The pop culture touchstones which guide the book range from the fairly straightforward to the almost surreal. Many women, for example, especially of Lee’s generation, can relate to the story of Princess Diana as, at least initially, a role model for the power of “the good girl.” As Lee writes, though, “Now you know this to be true: Diana was never really all that good in the first place.
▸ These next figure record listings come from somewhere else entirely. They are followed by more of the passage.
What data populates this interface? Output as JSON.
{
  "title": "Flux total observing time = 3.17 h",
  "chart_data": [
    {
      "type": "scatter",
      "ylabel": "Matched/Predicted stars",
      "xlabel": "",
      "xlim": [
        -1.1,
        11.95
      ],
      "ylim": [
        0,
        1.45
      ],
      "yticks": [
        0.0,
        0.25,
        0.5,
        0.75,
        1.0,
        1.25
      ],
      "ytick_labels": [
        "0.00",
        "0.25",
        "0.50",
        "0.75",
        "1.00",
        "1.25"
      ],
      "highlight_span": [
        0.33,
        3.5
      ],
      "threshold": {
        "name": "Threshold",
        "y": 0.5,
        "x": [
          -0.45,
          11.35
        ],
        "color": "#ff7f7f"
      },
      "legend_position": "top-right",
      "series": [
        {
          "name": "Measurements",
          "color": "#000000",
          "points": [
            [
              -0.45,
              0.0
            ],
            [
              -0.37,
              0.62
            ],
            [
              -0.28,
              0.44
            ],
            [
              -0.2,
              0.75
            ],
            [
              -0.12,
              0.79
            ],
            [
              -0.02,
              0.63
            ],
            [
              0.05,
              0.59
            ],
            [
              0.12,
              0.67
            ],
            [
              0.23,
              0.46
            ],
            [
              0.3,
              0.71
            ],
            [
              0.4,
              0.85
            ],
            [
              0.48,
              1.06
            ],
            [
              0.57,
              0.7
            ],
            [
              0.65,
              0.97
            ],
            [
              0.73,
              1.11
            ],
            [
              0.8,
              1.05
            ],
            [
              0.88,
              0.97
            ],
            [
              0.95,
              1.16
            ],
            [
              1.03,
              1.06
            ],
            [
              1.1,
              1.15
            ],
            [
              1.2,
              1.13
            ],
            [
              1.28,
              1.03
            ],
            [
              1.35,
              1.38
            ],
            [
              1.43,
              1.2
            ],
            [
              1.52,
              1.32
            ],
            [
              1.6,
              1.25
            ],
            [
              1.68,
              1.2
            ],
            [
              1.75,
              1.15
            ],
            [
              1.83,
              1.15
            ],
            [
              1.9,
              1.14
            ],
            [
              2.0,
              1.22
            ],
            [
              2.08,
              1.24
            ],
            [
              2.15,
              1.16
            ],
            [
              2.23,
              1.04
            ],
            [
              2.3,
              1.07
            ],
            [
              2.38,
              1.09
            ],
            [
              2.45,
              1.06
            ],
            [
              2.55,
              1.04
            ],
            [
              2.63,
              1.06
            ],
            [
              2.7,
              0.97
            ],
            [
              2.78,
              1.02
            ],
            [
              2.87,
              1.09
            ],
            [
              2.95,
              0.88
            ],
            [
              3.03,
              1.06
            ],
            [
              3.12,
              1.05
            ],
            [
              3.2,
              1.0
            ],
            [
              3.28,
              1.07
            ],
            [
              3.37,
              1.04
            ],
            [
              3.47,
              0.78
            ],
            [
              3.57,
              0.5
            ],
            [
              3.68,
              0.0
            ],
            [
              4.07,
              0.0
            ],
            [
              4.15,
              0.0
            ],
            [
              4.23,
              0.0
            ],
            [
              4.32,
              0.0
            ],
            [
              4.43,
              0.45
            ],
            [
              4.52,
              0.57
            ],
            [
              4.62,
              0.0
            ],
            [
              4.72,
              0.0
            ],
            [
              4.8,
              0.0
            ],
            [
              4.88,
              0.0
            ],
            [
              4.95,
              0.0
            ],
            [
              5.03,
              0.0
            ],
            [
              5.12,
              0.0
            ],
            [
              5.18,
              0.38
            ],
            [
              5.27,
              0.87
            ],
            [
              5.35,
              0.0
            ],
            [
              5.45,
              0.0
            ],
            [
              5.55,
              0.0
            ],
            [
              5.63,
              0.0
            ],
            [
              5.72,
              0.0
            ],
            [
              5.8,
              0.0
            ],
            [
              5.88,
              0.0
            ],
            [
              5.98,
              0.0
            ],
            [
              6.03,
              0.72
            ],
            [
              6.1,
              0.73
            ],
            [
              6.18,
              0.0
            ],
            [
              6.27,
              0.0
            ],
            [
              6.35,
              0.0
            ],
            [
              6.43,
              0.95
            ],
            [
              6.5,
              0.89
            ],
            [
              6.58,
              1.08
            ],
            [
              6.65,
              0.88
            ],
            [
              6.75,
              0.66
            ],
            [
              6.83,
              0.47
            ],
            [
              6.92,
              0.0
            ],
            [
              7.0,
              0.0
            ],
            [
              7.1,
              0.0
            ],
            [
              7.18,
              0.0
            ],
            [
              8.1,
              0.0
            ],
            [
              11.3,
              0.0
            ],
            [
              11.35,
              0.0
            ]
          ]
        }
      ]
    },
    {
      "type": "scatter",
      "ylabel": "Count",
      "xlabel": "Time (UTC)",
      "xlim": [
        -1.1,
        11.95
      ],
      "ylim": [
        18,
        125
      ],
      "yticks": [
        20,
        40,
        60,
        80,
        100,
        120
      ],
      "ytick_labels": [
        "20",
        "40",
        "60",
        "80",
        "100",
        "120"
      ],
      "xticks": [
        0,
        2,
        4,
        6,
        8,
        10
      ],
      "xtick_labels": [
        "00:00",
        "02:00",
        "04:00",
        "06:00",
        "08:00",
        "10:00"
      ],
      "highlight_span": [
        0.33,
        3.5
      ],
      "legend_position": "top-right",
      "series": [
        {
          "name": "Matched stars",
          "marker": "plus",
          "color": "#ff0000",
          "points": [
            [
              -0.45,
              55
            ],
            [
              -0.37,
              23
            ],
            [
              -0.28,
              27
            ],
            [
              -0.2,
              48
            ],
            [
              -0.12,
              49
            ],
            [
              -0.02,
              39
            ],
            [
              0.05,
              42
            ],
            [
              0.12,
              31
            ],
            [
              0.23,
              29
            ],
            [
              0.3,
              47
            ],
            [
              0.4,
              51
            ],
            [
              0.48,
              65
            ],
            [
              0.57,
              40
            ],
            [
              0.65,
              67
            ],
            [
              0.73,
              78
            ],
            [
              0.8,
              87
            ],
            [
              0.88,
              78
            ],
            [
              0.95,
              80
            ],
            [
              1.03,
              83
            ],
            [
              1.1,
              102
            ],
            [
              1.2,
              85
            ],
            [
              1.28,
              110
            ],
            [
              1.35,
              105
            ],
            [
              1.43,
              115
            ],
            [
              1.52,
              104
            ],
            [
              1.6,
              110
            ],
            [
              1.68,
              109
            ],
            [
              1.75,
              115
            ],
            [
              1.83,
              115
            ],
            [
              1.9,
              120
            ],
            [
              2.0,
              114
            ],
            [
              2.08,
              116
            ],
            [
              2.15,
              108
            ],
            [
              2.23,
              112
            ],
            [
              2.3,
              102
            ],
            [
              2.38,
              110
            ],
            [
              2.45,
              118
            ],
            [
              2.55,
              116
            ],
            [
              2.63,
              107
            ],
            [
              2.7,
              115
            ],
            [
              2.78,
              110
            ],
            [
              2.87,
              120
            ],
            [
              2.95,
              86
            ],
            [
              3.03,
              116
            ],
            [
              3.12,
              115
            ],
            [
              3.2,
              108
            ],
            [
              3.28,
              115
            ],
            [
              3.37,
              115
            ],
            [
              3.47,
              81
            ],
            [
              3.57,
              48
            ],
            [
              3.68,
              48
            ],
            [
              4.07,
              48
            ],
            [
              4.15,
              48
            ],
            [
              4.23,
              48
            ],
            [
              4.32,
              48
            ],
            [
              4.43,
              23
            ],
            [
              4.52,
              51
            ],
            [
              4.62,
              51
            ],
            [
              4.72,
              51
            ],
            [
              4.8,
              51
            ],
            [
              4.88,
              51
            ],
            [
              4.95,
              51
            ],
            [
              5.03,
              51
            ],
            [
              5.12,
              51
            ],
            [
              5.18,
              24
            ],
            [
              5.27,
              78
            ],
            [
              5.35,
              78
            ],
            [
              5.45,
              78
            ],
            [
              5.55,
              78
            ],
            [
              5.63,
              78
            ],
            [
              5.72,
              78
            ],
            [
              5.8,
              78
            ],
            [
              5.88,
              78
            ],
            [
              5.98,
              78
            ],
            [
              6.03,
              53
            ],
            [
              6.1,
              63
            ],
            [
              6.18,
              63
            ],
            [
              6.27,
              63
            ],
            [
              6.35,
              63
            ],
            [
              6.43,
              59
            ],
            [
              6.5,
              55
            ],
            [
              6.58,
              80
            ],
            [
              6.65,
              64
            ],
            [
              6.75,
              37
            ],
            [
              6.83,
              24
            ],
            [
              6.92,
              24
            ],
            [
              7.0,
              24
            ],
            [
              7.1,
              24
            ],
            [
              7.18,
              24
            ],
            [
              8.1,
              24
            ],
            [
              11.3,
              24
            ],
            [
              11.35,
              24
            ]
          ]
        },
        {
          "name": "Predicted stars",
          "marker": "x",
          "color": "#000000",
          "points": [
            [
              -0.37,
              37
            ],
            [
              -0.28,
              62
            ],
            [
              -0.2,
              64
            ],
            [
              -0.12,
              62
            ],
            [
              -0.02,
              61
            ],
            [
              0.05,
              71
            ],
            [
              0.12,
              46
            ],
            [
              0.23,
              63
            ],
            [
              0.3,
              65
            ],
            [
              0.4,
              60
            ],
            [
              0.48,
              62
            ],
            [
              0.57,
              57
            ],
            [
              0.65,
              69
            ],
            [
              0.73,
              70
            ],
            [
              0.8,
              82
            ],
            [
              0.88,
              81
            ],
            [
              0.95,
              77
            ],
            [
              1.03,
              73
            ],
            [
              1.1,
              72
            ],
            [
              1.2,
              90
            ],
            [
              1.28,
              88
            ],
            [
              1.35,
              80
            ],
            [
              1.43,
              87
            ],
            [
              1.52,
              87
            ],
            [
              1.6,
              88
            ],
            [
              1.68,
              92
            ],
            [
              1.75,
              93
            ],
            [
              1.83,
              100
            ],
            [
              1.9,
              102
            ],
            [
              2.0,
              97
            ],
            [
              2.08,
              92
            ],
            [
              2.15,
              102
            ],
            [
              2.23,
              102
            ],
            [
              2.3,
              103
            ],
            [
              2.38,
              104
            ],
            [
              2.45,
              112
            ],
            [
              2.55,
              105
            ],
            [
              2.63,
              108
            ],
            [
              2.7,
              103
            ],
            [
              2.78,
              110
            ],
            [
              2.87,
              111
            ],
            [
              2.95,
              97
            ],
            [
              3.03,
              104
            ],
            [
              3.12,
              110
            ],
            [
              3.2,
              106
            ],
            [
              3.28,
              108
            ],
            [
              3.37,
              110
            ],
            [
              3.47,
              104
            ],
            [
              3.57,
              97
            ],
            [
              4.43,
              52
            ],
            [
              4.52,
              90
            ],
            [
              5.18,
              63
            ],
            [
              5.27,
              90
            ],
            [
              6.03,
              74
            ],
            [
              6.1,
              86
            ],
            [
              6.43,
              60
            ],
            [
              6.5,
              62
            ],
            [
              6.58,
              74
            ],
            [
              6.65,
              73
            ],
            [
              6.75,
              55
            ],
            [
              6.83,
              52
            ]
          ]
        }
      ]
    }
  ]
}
And neither were you.” Similarly, it seems natural for a young girl to use “Anne of Green Gables” as part of her grieving for the loss of her own father.
More surprising, however, is the role that PBS painter Bob Ross played in that same grieving, for Lee and her sister, his voice “like a soothing touch without being touched.” Lee’s examination of the maternal strategies of Kris Jenner (she of the Kardashian clan) is even more surprising, as she juxtaposes Jenner’s interest in and care of her children against her own mother’s anger and disinterest (though, like much of the book, it’s far from that simple). Framing the role of Hailey Bieber in husband Justin’s life (as reflected in the documentary “Seasons”) allows for an examination of the role of women in the lives of “creative geniuses,” from Sophia Tolstoy and Dorothy Wordsworth to Vera Nabokov, and how the essential support of such helpmeets is unavailable to women.
The strongest sections of the book — the interconnected “Boys on Film” and “The Bad Girl” — deal with fundamental questions of identity, rooted in issues of culture, race, and sexuality. Navigating a landscape of “Asian fetish” while seeking to define her own sexuality and place in the world, Lee draws on the life and poetry of Vancouver writer Evelyn Lau, whom she first encountered in the pages of “Runaway: Diary of a Street Kid,” “a bestselling memoir of her teenage years, when she ran away from her Chinese Canadian parents,” eventually resorting to sex work to survive; the “sensitive young white man” characters from “Dead Poet’s Society” and “Say Anything”; Amy Tan and her bestselling novel “The Joy Luck Club”; and comedian Ali Wong, among others. Like “Superfan” as a whole, the two essays, combined, are a bravura performance: free-ranging and allusive, but tightly controlled; spanning multiple decades but firmly rooted in individual moments. It’s heady, thought-provoking, and emotionally fraught stuff, and a singular reading experience.